Foreign Investors Show Mixed Sentiment: Equity Inflows Surge, but June Remains in Red




Weekly FPI Inflows Boosted by RBI Rate Cut

Foreign Portfolio Investors (FPIs) infused ₹3,346.94 crore into Indian equities during the trading week from June 9 to June 13, as per data released by the National Securities Depository Limited (NSDL). The early part of the week saw strong inflows, largely driven by positive investor sentiment following a surprise rate cut by the Reserve Bank of India (RBI).

On June 6, 2025, the Monetary Policy Committee (MPC) of the RBI announced a 50 basis point reduction in the repo rate, bringing it down to 5.5%. This move was seen as a major boost to investor confidence, stimulating demand for equities in the Indian market.

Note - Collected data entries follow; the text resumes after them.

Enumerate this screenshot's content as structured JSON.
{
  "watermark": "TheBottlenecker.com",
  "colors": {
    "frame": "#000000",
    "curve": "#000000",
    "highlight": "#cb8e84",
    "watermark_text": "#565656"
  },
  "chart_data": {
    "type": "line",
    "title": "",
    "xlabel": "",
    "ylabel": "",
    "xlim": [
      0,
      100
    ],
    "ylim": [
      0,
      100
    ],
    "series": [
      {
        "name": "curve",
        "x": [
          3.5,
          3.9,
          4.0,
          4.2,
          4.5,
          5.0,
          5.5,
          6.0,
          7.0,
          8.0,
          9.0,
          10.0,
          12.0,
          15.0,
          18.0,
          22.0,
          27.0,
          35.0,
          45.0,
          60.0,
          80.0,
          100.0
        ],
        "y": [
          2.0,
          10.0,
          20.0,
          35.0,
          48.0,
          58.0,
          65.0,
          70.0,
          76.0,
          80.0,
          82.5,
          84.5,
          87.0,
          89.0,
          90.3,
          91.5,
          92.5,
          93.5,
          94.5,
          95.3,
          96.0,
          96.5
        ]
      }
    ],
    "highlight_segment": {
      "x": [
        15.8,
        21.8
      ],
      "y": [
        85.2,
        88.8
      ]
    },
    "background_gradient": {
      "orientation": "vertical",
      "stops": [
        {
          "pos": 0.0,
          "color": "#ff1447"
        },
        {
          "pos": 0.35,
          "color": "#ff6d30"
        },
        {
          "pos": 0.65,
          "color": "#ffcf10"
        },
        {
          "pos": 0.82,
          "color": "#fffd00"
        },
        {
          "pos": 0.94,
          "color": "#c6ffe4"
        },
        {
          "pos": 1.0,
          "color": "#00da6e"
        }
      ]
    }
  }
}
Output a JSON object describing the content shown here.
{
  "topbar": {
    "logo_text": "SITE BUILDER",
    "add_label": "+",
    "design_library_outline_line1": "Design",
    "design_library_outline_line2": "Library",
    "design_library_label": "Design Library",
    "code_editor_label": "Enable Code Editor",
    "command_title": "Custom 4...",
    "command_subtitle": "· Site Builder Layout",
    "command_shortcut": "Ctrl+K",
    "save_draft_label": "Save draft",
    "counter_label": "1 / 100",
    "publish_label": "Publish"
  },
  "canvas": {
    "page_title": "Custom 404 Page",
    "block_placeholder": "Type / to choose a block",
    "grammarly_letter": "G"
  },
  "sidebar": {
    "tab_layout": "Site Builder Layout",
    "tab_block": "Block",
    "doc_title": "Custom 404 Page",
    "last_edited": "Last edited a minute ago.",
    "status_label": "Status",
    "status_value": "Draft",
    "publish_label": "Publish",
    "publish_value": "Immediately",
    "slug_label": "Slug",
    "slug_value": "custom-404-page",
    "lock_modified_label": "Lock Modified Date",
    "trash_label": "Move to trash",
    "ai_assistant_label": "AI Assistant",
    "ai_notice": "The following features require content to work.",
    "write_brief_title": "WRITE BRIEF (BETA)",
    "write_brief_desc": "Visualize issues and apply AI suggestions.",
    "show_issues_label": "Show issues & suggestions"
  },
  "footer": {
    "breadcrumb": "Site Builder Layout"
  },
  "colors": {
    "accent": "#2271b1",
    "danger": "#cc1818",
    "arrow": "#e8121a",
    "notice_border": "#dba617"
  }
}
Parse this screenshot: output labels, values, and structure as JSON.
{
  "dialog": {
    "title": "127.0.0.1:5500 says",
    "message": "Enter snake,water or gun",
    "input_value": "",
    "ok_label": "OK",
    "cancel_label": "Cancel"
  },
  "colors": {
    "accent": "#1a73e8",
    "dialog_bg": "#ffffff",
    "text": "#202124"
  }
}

Friday Outflow Reverses Weekly Gains

Despite early optimism, foreign investors turned cautious toward the end of the week due to escalating geopolitical tensions between Israel and Iran. On Friday, June 13, FPIs pulled out a significant ₹3,275.76 crore, which substantially offset the gains made earlier in the week.


June Still in Negative Territory

While the week closed with net positive flows, the overall FPI trend for June 2025 remains negative. So far this month, FPIs have withdrawn a net ₹5,402 crore, indicating persistent caution in global investor sentiment despite short-term opportunities.


Historical Trend: May Best Month of 2025 So Far

In contrast to June’s performance, May 2025 witnessed robust foreign investments, with net FPI inflows amounting to ₹19,860 crore, making it the best-performing month of the year in terms of foreign capital inflow. Previous months showed mixed results:

  • March 2025: Net FPI outflows of ₹3,973 crore

  • February 2025: Outflows of ₹34,574 crore

  • January 2025: Significant outflows of ₹78,027 crore



India Rises as Top Destination for Cross-Border Land Investment

India Ranked 7th Globally in Land & Development Site Investment

In a separate report by Colliers, India has emerged as one of the top 10 global destinations for cross-border capital investment in land and development sites. For the 12-month period ending Q1 2025, India attracted USD 735 million in foreign investment in this segment, placing it at seventh position globally.


Breakdown of Investment Sources

  • USD 332 million came from global capital sources

  • The remaining amount was contributed by regional capital flows

India’s share in global cross-border investment stood at 1.5%, slightly lower than previous quarters, but still above its five-year average of 1.2%—a testament to its continued attractiveness as a destination for long-term real estate and infrastructure capital.



APAC Dominates Global Investment Activity

The Colliers report highlighted the dominance of the Asia-Pacific (APAC) region, which accounted for 80% of all cross-border investment activity in the land and development space:

  • China alone attracted USD 38.1 billion, representing 79.7% of global capital flow.

  • Other leading APAC countries included Singapore, Malaysia, and Australia.

India’s continued position within the top ten countries showcases its strong fundamentals, growing urbanization, and long-term growth potential in real estate development.


Shifting Global Preferences in Capital Flows

Although investment activity has remained relatively low across all global regions in Q1 2025, especially compared to historical levels, a gradual shift in investor focus toward Europe is being observed. European investors are increasingly showing interest in emerging APAC markets, with India gaining significant traction in their portfolios.

In contrast:

  • North America saw a slight decline in investment activity and is gradually losing its status as a global safe haven.

  • EMEA (Europe, Middle East, and Africa) regions remained stable, without significant fluctuations.


Conclusion: Volatility Ahead, But India's Fundamentals Remain Strong

The Indian equity market continues to experience volatile foreign investment trends, shaped by a blend of macroeconomic policy shifts and geopolitical uncertainties. However, India’s appeal as a strategic real estate investment destination remains intact.

The RBI’s proactive monetary stance, combined with India's strong position in cross-border land investments, indicates a resilient economic framework that is expected to drive investor interest in the medium to long term.

As global capital becomes more selective, India’s ability to balance macroeconomic stability with growth-driven reforms will be key to sustaining foreign investor confidence across sectors.